Awareness that Middletown is just a blur within the cosmos is evident, no more so then in the scene where we meet the town celebrity, the astronaut (Baxter Chambers). From his capsule set dramatically in the middle of the stage, the astronaut expounds of the beauty of the view from space, but also recollects the petty incident in which the mechanic approached him with a rock he believed to be a meteor. Not so, the astronaut said, not the least concerned about the disappointment that judgment causes. The mechanic had hoped the rock would be his path to fame, even a spot on the local news.
Mary and her husband do start a family. But he remains off-stage. We never see him, and Mary apparently sees him little as well giving her pregnancy the sense of being a virgin conception.
At the library she strikes up a conversation with John Dodge (Harmon R. Andrews), the local handyman whose curiosity wanders from subject to subject, seeking as a much an answer to why he’s even interested in gravity, for example.
And while he and Mary seem interest in friendship, they never do quite connect.
These little tensions play out in incidents more than plot, more anecdotes than narrative.
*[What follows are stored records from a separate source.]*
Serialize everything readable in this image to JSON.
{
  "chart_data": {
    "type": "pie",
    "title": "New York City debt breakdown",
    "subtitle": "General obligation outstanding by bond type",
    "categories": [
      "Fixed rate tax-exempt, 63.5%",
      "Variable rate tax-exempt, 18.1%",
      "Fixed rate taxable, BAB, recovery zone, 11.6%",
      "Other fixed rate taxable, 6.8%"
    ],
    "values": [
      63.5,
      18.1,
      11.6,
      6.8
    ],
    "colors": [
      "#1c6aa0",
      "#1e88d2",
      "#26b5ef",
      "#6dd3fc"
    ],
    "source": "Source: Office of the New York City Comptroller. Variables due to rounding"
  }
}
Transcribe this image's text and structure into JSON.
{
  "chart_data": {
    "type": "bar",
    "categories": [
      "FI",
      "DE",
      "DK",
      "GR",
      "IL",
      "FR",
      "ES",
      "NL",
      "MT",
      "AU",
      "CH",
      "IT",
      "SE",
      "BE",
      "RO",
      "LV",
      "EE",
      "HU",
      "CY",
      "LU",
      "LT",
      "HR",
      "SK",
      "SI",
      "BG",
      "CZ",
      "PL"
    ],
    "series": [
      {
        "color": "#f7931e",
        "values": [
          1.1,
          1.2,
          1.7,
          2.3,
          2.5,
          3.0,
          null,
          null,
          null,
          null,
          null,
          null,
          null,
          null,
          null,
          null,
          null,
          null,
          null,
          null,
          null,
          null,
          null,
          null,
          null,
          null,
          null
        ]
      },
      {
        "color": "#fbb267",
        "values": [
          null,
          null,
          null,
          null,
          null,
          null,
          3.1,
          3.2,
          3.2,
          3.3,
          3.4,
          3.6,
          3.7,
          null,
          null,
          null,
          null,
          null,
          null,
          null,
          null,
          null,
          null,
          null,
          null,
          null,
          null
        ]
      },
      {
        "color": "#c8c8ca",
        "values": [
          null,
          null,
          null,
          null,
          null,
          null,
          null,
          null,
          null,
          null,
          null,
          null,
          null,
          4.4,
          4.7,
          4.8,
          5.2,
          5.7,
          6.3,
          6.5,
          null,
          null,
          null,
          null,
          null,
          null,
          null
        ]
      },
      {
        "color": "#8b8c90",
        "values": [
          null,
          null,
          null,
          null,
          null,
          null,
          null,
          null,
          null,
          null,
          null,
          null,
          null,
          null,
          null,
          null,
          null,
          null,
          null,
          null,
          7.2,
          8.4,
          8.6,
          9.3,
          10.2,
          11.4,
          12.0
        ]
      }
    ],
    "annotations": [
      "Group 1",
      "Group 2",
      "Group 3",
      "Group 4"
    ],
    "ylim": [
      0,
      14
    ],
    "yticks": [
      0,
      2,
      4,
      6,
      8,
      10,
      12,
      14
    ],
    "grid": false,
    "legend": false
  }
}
People ponder the confusions of their lives out, sometimes in off-beat witty language and other times, in platitudes.
Sometimes their passive natures and random outbursts are trying, and a sense of resolution seems to elude Eno’s pen. Yet the cast does well to make us care about these people.
Miskell and Andrews give their characters relatable regular guy surfaces that are at odds with the turmoil beneath. Froelich’s cop is creepy, cynical, yet still a bit of a dreamer.
Smith’s librarian is compassionate, all-knowing, a beloved aunt who is also a deep thinker.
Mary is a lost soul, not understanding why she is in Middletown. Baumhower brings warmth to her character’s sense of confusion. The way she carries her body and her facial expressions reflect the toll of her pregnancy. Towards the end she is frighteningly vulnerable.
The progress of Mary’s pregnancy is as much forward momentum as we get. That can give the sense that we are like that man in the podcast about black holes that Mary listens to. He keeps falling and falling and falling inside the black hole, as earthly life goes on.
The play opens with an elaborate greeting, delivered by Chambers. The play is for all kinds of folks, he says. It’s a Whitmanesque list for the 21st century. Even in those early moments of the play one description stood out without my realizing how fitting it would be to experiencing “Middletown.” The play is for, he says, “those whose eyes are tired of trying to find something in everything.”